May 6, 2020

Cavs Considering Virtual Reality Training Amid COVID-19, Says J.B. Bickerstaff | Bleacher Report


MIAMI, FLORIDA - FEBRUARY 22:  Head coach J.B. Bickerstaff of the Cleveland Cavaliers looks on against the Miami Heat during the second half at American Airlines Arena on February 22, 2020 in Miami, Florida. NOTE TO USER: User expressly acknowledges and agrees that, by downloading and/or using this photograph, user is consenting to the terms and conditions of the Getty Images License Agreement.  (Photo by Michael Reaves/Getty Images)

Michael Reaves/Getty Images

The Cleveland Cavaliers are open to exploring virtual reality technology to aid in players’ training amid the COVID-19 pandemic, head coach J.B. Bickerstaff told reporters Wednesday.

Cleveland.com’s Chris Fedor reported the Cavs are planning to open their practice facility Friday. General manager Koby Altman and the team’s medical staff informed players of the move Wednesday, per Fedor.

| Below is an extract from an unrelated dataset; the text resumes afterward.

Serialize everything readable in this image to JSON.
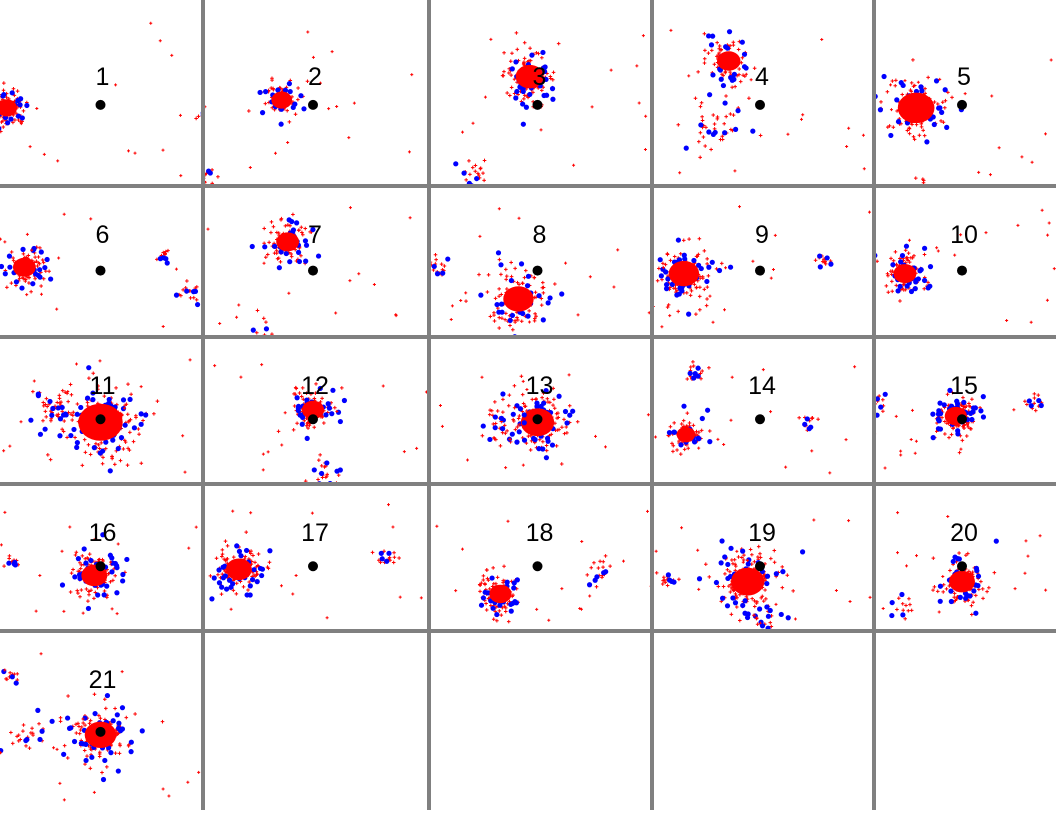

The NBA announced April 27 it could allow teams to open their training facilities as early as Friday, though restrictions will be in place to limit the potential spread of the coronavirus. Coaches are prohibited from overseeing any workouts in person, and no more than four players can be at the facility at once.

According to Fedor, the Cavs are planning to schedule workouts every Monday through Thursday in two-hour intervals:

“The Cavs are still working on individual schedules, but there will be set time slots for players and they’ve been told to be respectful of each other and to show up on time. After — and throughout — each two-hour window, the Cavs will conduct a thorough cleaning process. Every Friday, one of the scheduled off days, they will have an outside company come and disinfect the building so it’s ready for the following week of workouts. As the Cavs move forward with this fluid plan, the two-hour workout sessions could become longer, depending on what, if anything, changes with the virus.”

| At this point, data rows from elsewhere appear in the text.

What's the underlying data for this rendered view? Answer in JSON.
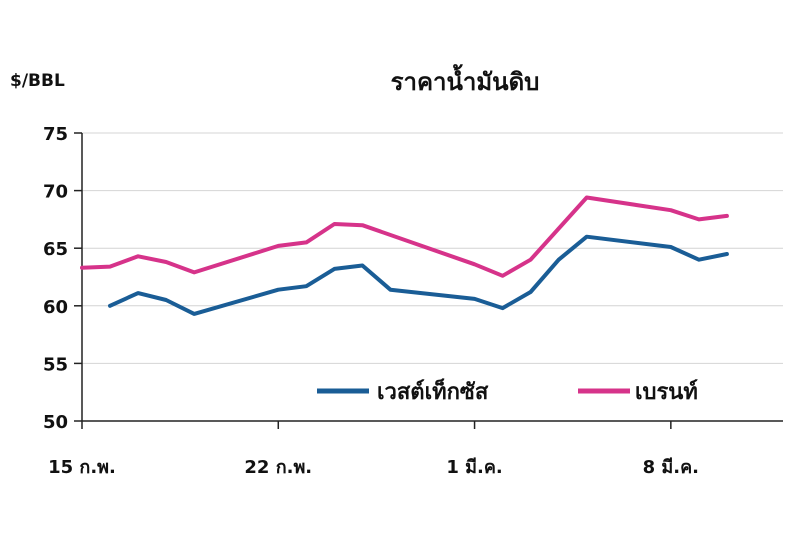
{
  "chart_data": {
    "type": "line",
    "title": "ราคาน้ำมันดิบ",
    "ylabel": "$/BBL",
    "xlabel": "",
    "ylim": [
      50,
      75
    ],
    "yticks": [
      50,
      55,
      60,
      65,
      70,
      75
    ],
    "x_tick_labels": [
      "15 ก.พ.",
      "22 ก.พ.",
      "1 มี.ค.",
      "8 มี.ค."
    ],
    "x_tick_days": [
      15,
      22,
      29,
      36
    ],
    "xlim_days": [
      15,
      40
    ],
    "grid": true,
    "legend_position": "bottom-right",
    "series": [
      {
        "name": "เวสต์เท็กซัส",
        "color": "#1a5d96",
        "x_days": [
          16,
          17,
          18,
          19,
          22,
          23,
          24,
          25,
          26,
          29,
          30,
          31,
          32,
          33,
          36,
          37,
          38
        ],
        "values": [
          60.0,
          61.1,
          60.5,
          59.3,
          61.4,
          61.7,
          63.2,
          63.5,
          61.4,
          60.6,
          59.8,
          61.2,
          64.0,
          66.0,
          65.1,
          64.0,
          64.5
        ]
      },
      {
        "name": "เบรนท์",
        "color": "#d6338a",
        "x_days": [
          15,
          16,
          17,
          18,
          19,
          22,
          23,
          24,
          25,
          29,
          30,
          31,
          33,
          36,
          37,
          38
        ],
        "values": [
          63.3,
          63.4,
          64.3,
          63.8,
          62.9,
          65.2,
          65.5,
          67.1,
          67.0,
          63.6,
          62.6,
          64.0,
          69.4,
          68.3,
          67.5,
          67.8
        ]
      }
    ]
  }
}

Shortly after suspending the 2019-20 season March 11, the NBA allowed players to leave their teams’ home cities, so it’s unlikely every member of the Cavs roster is near the practice facility in Independence, Ohio.

Cavaliers coaches and trainers have been able to use third-party video services to remain in contact with players, but that avenue carries obvious limitations, so the potential usage of VR makes sense.